The draft text of a prospective U.S. bishops’ conference document on the Eucharist is focused on a call to “enter more deeply by faith and love into this great Mystery of Mysteries.”

Pope Francis blesses St. Peter’s Basilica during his March 27, 2020 Urbi et Orbi blessing. Credit: public domain.


A draft text of the document, which was finalized in September and circulated to the bishops last month, addresses the subject of “Eucharistic worthiness,”  —  the states of grace and sin which the Church teaches affect a Catholic’s suitability to receive the sacrament. But as drafters predicted in June, the draft includes no specific mention of high-profile Catholic politicians in favor of abortion.

It does not include any recommendations for the denial of Communion, despite some media predictions it would do so.

The 26 pages of a draft text obtained by The Pillar focus mostly on the Eucharist as a gift, as the real presence of Christ, and as a sign and cause of of communion with Christ and his Church.

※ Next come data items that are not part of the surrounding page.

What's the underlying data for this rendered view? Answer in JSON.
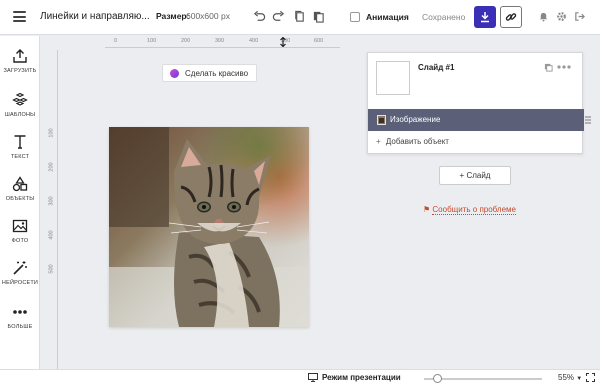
{
  "header": {
    "title": "Линейки и направляю...",
    "size_label": "Размер:",
    "size_value": "600x600 px",
    "animation_label": "Анимация",
    "animation_checked": false,
    "saved_status": "Сохранено"
  },
  "sidebar": {
    "items": [
      {
        "label": "ЗАГРУЗИТЬ",
        "icon": "upload-icon"
      },
      {
        "label": "ШАБЛОНЫ",
        "icon": "templates-icon"
      },
      {
        "label": "ТЕКСТ",
        "icon": "text-icon"
      },
      {
        "label": "ОБЪЕКТЫ",
        "icon": "shapes-icon"
      },
      {
        "label": "ФОТО",
        "icon": "photo-icon"
      },
      {
        "label": "НЕЙРОСЕТИ",
        "icon": "magic-wand-icon"
      },
      {
        "label": "БОЛЬШЕ",
        "icon": "more-icon"
      }
    ]
  },
  "rulers": {
    "top": [
      "0",
      "100",
      "200",
      "300",
      "400",
      "500",
      "600"
    ],
    "left": [
      "100",
      "200",
      "300",
      "400",
      "500"
    ]
  },
  "canvas": {
    "make_pretty_label": "Сделать красиво"
  },
  "slides_panel": {
    "slide_title": "Слайд #1",
    "layer_label": "Изображение",
    "add_object_label": "Добавить объект",
    "add_slide_label": "Слайд",
    "report_label": "Сообщить о проблеме"
  },
  "footer": {
    "presentation_label": "Режим презентации",
    "zoom_percent": 55,
    "zoom_label": "55%"
  },
  "colors": {
    "accent": "#3b2fb5",
    "layer_row": "#5b6078",
    "report": "#c24b2b"
  }
}
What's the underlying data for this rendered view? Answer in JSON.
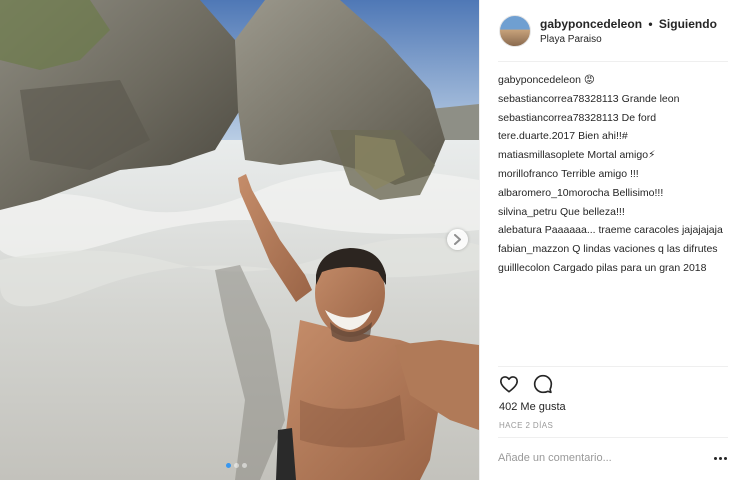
{
  "post": {
    "image_alt": "Foto",
    "carousel": {
      "count": 3,
      "active": 0
    }
  },
  "header": {
    "username": "gabyponcedeleon",
    "separator": "•",
    "follow_status": "Siguiendo",
    "location": "Playa Paraiso"
  },
  "comments": [
    {
      "user": "gabyponcedeleon",
      "text": "😡"
    },
    {
      "user": "sebastiancorrea78328113",
      "text": "Grande leon"
    },
    {
      "user": "sebastiancorrea78328113",
      "text": "De ford"
    },
    {
      "user": "tere.duarte.2017",
      "text": "Bien ahi!!#"
    },
    {
      "user": "matiasmillasoplete",
      "text": "Mortal amigo⚡"
    },
    {
      "user": "morillofranco",
      "text": "Terrible amigo !!!"
    },
    {
      "user": "albaromero_10morocha",
      "text": "Bellisimo!!!"
    },
    {
      "user": "silvina_petru",
      "text": "Que belleza!!!"
    },
    {
      "user": "alebatura",
      "text": "Paaaaaa... traeme caracoles jajajajaja"
    },
    {
      "user": "fabian_mazzon",
      "text": "Q lindas vaciones q las difrutes"
    },
    {
      "user": "guilllecolon",
      "text": "Cargado pilas para un gran 2018"
    }
  ],
  "actions": {
    "like_icon": "heart-icon",
    "comment_icon": "comment-bubble-icon",
    "likes_text": "402 Me gusta",
    "time_text": "HACE 2 DÍAS"
  },
  "comment_box": {
    "placeholder": "Añade un comentario...",
    "value": ""
  },
  "colors": {
    "accent": "#3897f0",
    "text": "#262626",
    "muted": "#999999",
    "divider": "#efefef"
  }
}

The draft document calls Catholics to worship, to transformation in holiness, and to prophetic proclamation of the Gospel, characterized by a commitment to love for neighbor, solidarity with the poor, and a commitment to justice and the common good.

“The Lord is with us in the Eucharistic Mystery celebrated in our parishes and missions, in our beautiful cathedrals and in our poorest chapels,” the draft document says.

“He is present and he draws near to us, so that we can draw nearer to him. The Lord will be generous to us with his grace if we, by his grace, humbly ask him to give us what we need.”

The document concludes with a call to discipleship: “Brothers and sisters, let us thirst for the Lord who first suffered thirst for us. Let us adore Jesus who ever remains with us, on all the altars of the world, and lead others to share in our joy.”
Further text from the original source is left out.